Headless browser (playwright):

from playwright.sync_api import sync_playwright

with sync_playwright() as p:
    browser = p.chromium.launch()
    page = browser.new_page()
    page.goto("https://example.com/")
    page.wait_for_selector("article")
    html = page.content()
    page.screenshot(path="page.png")
    browser.close()

Warning

Respect robots.txt, the site’s terms of service, and any rate limits. Hammering an origin without throttling is itself a DoS. Identify your scraper in User-Agent and add backoff on 429 / 503.

HAR format#

HAR (HTTP Archive) is a JSON file that captures every request and response a browser made loading a page, timings, headers, cookies, bodies. The browser dev-tools “Network” tab can export and import HAR.

Field path (subset)

Meaning

log.version

HAR version (1.2)

log.creator.name

Browser / tool that produced it

log.pages[i].id

Page identifier (page_1, …)

log.pages[i].pageTimings.onLoad

Page-load milestone in ms

log.entries[i].startedDateTime

ISO 8601 timestamp

log.entries[i].time

Total request time, ms

log.entries[i].request.method

HTTP method

log.entries[i].request.url

Full URL

log.entries[i].request.headers[]

Header list (name / value)

log.entries[i].request.queryString[]

Parsed query parameters

log.entries[i].request.postData.text

Request body

log.entries[i].response.status

HTTP status code

log.entries[i].response.content.mimeType

Content-Type

log.entries[i].response.content.text

Response body (may be base64 for binary)

log.entries[i].timings

blocked / dns / connect / ssl / send / wait / receive

Capture a HAR#

  • Chrome / Edge / Firefox dev-tools → Network tab → right-click → Save all as HAR with content.
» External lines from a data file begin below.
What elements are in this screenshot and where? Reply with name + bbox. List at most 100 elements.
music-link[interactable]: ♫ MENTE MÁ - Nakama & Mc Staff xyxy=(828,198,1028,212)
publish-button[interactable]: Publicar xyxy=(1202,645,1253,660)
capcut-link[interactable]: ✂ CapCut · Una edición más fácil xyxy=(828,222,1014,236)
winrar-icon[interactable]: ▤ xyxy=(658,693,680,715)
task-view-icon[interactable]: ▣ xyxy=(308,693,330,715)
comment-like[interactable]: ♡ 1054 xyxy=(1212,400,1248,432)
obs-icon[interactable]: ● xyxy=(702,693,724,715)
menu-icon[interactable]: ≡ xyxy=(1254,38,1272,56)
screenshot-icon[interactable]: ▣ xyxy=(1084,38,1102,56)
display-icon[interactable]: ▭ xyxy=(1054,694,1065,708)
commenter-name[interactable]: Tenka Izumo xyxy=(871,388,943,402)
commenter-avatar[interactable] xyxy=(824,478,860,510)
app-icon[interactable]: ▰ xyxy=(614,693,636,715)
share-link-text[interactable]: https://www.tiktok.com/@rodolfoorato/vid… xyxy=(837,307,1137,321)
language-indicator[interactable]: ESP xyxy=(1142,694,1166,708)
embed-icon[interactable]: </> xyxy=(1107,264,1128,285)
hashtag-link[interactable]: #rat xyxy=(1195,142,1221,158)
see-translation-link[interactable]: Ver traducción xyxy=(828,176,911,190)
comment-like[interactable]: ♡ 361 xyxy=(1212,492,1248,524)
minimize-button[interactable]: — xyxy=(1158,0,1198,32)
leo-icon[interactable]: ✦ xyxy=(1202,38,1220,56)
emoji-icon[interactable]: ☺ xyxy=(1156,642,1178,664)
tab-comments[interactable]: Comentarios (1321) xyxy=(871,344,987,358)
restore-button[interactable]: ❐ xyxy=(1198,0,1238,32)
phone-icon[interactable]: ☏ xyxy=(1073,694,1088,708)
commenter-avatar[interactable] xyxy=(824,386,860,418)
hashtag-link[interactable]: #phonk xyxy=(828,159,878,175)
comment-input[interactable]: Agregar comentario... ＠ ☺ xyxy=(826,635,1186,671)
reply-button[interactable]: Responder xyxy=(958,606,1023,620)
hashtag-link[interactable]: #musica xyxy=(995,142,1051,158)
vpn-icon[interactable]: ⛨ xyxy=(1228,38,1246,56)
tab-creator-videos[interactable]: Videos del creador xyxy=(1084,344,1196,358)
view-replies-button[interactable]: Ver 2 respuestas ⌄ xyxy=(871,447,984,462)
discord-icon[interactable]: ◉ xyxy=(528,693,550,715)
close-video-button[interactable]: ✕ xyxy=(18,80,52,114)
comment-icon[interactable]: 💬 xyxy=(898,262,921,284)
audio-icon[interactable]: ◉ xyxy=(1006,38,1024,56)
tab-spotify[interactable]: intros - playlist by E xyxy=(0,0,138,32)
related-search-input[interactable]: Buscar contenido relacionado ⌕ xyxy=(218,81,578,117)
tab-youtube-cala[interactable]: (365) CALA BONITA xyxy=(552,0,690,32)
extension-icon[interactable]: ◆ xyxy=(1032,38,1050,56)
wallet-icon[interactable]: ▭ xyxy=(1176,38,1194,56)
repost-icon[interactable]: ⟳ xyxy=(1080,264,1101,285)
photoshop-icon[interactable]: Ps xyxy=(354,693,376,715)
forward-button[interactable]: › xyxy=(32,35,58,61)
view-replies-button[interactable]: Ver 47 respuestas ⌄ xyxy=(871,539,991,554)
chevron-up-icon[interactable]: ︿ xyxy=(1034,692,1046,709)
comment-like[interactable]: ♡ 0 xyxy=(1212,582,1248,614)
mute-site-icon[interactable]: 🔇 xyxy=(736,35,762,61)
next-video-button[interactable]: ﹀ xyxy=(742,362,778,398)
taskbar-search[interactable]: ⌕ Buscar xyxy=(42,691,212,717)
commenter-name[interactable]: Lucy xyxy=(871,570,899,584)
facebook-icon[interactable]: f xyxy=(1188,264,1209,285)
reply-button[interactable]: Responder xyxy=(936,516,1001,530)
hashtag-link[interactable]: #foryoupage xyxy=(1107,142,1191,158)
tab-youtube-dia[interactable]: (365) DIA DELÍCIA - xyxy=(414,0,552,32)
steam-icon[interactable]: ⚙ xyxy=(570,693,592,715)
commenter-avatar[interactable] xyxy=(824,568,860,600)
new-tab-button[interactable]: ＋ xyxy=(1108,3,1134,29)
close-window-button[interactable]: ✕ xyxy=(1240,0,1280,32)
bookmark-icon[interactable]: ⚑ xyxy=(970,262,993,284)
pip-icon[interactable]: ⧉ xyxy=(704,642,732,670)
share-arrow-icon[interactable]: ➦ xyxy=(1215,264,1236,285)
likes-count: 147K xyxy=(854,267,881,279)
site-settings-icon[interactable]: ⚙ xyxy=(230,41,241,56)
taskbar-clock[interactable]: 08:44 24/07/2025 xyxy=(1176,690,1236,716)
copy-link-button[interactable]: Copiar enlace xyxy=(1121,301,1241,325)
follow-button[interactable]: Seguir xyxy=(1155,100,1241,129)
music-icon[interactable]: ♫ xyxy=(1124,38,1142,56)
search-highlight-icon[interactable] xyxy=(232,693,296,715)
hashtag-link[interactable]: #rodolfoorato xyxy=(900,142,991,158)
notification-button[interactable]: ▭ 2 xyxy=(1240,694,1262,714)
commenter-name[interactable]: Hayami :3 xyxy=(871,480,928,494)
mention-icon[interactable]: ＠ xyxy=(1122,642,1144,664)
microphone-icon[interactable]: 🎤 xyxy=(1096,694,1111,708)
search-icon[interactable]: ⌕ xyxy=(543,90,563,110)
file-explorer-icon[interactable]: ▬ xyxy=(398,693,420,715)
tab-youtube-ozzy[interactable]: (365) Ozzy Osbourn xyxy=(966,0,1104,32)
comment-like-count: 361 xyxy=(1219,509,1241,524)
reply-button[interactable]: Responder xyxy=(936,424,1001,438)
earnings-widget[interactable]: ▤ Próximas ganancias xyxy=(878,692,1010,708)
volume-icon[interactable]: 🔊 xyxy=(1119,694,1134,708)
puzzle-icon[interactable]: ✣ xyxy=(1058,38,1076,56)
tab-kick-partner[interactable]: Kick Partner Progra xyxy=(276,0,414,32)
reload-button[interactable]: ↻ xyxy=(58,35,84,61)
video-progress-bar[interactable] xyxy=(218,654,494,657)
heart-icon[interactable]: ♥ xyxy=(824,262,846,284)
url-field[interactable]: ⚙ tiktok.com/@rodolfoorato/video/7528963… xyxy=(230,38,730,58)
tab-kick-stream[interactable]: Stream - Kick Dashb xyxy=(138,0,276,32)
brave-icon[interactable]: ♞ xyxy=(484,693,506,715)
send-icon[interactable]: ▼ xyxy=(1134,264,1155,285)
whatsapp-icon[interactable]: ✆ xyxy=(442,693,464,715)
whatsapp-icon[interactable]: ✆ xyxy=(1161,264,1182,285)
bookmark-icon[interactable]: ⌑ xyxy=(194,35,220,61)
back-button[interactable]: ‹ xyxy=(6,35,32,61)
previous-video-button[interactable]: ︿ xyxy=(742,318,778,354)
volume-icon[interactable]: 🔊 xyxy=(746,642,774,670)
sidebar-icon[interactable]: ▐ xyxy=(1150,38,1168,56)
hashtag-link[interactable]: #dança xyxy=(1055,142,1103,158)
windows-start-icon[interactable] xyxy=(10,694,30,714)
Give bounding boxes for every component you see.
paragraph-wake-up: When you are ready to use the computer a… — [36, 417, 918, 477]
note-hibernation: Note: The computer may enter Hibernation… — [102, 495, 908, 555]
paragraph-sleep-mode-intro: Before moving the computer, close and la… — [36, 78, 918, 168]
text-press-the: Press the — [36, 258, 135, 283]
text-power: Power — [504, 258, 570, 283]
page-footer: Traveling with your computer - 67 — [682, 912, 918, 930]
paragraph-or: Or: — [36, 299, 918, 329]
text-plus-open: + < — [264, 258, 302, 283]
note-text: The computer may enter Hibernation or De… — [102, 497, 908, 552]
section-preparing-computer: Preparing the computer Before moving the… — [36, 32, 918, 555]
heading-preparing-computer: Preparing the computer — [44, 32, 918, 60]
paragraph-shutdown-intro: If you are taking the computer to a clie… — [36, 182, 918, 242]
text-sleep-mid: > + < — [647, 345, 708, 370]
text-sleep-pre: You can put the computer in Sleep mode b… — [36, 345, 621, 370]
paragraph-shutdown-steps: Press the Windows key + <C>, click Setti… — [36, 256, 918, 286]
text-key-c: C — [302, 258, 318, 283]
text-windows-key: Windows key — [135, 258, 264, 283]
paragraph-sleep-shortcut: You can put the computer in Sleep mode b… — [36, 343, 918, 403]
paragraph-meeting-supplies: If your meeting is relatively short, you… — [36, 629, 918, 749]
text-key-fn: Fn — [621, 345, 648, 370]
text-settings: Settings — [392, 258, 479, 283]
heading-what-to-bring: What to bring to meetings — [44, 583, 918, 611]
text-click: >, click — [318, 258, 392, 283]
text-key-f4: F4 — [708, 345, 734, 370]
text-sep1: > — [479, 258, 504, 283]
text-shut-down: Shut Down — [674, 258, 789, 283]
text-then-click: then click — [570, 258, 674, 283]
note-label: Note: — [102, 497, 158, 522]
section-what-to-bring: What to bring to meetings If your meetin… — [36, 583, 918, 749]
  • Browser CLI, headless capture without the GUI:

# Chrome via puppeteer-har
$ npx puppeteer-har -u https://example.com/ -o page.har

# Playwright
$ npx playwright open --har=page.har https://example.com/

# browsertime (instrumented metrics + HAR)
$ docker run --rm sitespeedio/browsertime --har page.har https://example.com/

# mitmproxy can record HAR live
$ mitmweb --set hardump=session.har

Read / convert / replay#

# all URLs and status codes
$ jq -r '.log.entries[] | "\(.response.status) \(.request.method) \(.request.url)"' page.har

# only failed requests (>= 400)
$ jq '.log.entries[] | select(.response.status >= 400)' page.har

# convert each request into a curl command
$ npx har-to-curl page.har > requests.sh

# convert HAR → k6 / locust / Postman / OpenAPI
$ npx har-to-k6 page.har -o load.js
$ npx har2openapi page.har > openapi.yaml

Mitmproxy and harlib both read and write HAR programmatically; pyppeteer / playwright can both record HAR while driving a real browser, so a HAR is often the common interchange between “what the browser did” and “what the load-test should re-do”.